Overcoming the Cassandra Curse of Competitive Intelligence
In Greek mythology, Cassandra was the daughter of King Priam and Queen Hecuba of Troy. Her beauty caused Apollo to grant her the gift of prophecy, but when she did not return his love, Apollo placed a curse on her so that no one would ever believe her predictions.
“Cassandra cried and cursed the unhappy hour, foretold our fate, but by the god’s decree, all heard, and no one believed the prophecy.” – Aeneid 2.323, Dryden Translation
Experts cite Cassandra as a figure of tragedy, where her combination of deep understanding and powerlessness exemplify the ironic condition of mankind. And, it can be argued, of competitive intelligence professionals.
For competitive intelligence to be valued, it must go beyond providing a description of past and current competitive conditions. High-value competitive intelligence that is relevant to strategic decision-making must also anticipate future conditions, identify signposts of future competitive activity, and give senior executives a credible outlook of what external conditions may impede or help their company’s competitive positioning.

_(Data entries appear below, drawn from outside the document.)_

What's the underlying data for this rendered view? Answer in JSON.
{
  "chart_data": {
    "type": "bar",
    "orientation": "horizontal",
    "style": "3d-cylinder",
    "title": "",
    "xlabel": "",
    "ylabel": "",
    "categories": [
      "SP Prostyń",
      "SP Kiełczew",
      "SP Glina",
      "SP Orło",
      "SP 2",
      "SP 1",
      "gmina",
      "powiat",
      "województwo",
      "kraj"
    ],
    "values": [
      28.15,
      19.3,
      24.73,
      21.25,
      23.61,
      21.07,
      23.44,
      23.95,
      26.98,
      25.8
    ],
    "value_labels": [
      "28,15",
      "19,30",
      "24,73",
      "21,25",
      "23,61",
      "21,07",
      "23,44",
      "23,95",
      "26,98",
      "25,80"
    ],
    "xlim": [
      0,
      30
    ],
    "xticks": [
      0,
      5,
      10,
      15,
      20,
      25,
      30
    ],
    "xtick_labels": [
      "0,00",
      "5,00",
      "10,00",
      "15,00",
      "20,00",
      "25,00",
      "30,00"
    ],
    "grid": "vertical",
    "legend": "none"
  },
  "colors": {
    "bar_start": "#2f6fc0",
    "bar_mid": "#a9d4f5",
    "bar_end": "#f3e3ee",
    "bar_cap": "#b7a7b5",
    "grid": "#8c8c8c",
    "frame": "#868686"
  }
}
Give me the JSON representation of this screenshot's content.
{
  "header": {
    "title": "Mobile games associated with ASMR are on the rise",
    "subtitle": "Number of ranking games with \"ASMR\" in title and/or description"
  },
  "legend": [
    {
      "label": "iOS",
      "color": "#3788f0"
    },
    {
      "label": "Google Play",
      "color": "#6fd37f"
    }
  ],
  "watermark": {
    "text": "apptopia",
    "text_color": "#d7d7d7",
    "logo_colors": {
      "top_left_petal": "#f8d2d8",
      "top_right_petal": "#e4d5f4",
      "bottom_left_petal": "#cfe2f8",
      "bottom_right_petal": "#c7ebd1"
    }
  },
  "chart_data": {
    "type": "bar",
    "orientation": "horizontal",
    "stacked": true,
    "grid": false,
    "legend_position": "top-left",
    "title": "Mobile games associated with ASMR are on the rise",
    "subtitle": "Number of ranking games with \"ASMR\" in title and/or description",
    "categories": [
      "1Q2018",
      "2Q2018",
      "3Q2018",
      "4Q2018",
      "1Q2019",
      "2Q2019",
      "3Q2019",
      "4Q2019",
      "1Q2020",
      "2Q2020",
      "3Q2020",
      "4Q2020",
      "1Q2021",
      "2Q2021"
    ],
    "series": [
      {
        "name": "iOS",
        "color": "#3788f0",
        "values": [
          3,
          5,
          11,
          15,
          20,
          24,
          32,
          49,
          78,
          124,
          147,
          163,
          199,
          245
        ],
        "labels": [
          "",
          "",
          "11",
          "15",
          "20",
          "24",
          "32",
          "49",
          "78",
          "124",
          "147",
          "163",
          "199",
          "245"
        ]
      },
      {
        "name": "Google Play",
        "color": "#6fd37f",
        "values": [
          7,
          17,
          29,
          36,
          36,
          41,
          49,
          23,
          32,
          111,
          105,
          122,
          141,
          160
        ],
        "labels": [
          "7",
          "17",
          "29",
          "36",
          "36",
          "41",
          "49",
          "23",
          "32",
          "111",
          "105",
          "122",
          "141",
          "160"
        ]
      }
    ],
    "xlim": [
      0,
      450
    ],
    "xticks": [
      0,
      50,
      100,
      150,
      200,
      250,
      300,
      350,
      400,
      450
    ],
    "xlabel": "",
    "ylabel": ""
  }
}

Sadly, it is often the case that the best anticipatory intelligence goes unheeded, just as Cassandra’s prophecies did. Why? Because most senior executives require data and evidence to support competitive intelligence predictions. This, naturally, comes with its own irony; how can there be data and evidence about things that have yet to happen?
What, then, can competitive intelligence professionals do to break Cassandra’s curse and compel senior executives to heed their warnings and predictions?
- Be transparent in your logic. When offering scenarios about future competitive conditions, or describing a likely outcome to a competitive situation, be clear about how your arrived at your conclusions. Using structured analytic techniques like Porter’s Four Corners Analysis or Opportunity Analysis makes it easy to describe the logic and reasoning behind your judgments, making it more likely that senior executives will place more confidence in your assessments.
- Find opportunities to repeat and re-communicate your forward-looking judgments. By identifying signposts of likely future activity, every time you observe a signpost occurring, it provides an opportunity for you to alert senior management as to the occurrence of the signpost, and to reiterate your underlying conclusions about the anticipated outcome of a competitive circumstance.
- Find alternative ways to deliver your message. Don’t rely on a single report or presentation. Instead, make yourself available to sit down with your intelligence consumers to go over your analysis and address any questions they might have. Behave as an internal consulting resource that can not only perform good forward-looking analysis, but that can also help management use your judgments and develop and implement strategy based on them.